Question: Which one of the following materials cannot be used to make lenses? A. Water B. Glass C. Plast...

Question

Which one of the following materials cannot be used to make lenses?
A. Water
B. Glass
C. Plastic
D. Clay

Answer 1

Solution

Hint: We use the refraction phenomenon to construct lenses. When light falls on one of the surfaces, it undergoes refraction and enters into the lens. After travelling through the lens, the light goes out of the lens with another refraction. Hence, lenses need to be made of a transparent material.

Complete step by step answer:
The lens is an essential instrument in optics. It is used in eyeglasses, contact lenses to correct the errors in our eyes.

We need to understand the working principle of the lens to answer this question.

Lenses are used to make images of objects by focusing or diverging the true path of light. The surfaces of the lens are curved, and it gives a focusing effect of the light. There can be two types of surfaces depending on the shape - Convex (bulging) or Concave (depressed).

A convex lens will focus the light beams, and a concave lens will make the light beam diverge. Look at the following figure of the convex lens to understand the internal mechanism of the lens.

This figure shows the working principle of a convex lens. Both the surfaces need to be bulged out to be a convex lens. A light ray, parallel to the axis of the lens, falls on Surface 1 and undergoes refraction. This points the ray towards the axis. Now, it undergoes another refraction on surface 2. It further deviates the light from its original path.

The point at which the light meets the axis is called the focal point of the lens.

Now, it should be clear that the material should be transparent for the successful working of a lens.

Hence, an obstructive material cannot be used to make lenses.
Amongst the options, only Clay is not transparent.

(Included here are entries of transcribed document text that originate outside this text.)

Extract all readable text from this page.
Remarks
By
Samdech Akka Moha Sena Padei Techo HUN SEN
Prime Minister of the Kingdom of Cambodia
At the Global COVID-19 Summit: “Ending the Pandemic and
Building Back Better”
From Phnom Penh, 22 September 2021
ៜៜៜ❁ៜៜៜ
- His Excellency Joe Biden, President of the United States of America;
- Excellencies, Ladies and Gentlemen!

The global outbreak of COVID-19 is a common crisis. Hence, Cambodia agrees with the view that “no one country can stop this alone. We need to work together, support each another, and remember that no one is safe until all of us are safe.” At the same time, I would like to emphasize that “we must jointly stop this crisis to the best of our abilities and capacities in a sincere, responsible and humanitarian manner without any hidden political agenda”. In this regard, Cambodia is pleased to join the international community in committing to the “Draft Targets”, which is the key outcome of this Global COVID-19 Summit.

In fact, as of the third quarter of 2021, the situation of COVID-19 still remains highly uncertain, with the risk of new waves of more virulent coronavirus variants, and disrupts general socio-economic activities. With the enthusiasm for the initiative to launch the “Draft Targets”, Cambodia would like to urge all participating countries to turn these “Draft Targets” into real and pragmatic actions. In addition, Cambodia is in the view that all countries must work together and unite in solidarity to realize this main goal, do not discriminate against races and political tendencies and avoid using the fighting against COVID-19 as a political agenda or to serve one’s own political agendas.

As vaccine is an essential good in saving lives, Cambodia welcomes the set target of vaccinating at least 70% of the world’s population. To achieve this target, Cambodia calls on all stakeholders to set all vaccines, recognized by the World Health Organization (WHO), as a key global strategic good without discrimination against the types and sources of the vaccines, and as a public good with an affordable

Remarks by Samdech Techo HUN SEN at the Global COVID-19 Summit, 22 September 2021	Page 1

The correct option is (D).

Note: There’s a famous formula which can be used to determine the focal length of the lens. We call it The Lens Maker’s Formula. It is given by,

$\dfrac{1}{f}=(n-1)(\dfrac{1}{{{R}_{1}}}-\dfrac{1}{{{R}_{2}}})$

Where,
$f$ is the focal length of the mirror
$n$ is the refractive index of the material
${{R}_{1}}$ is the radius of curvature of surface 1
${{R}_{2}}$ is the radius of curvature of surface 2.

Here, we are assuming that the width of the lens is negligible.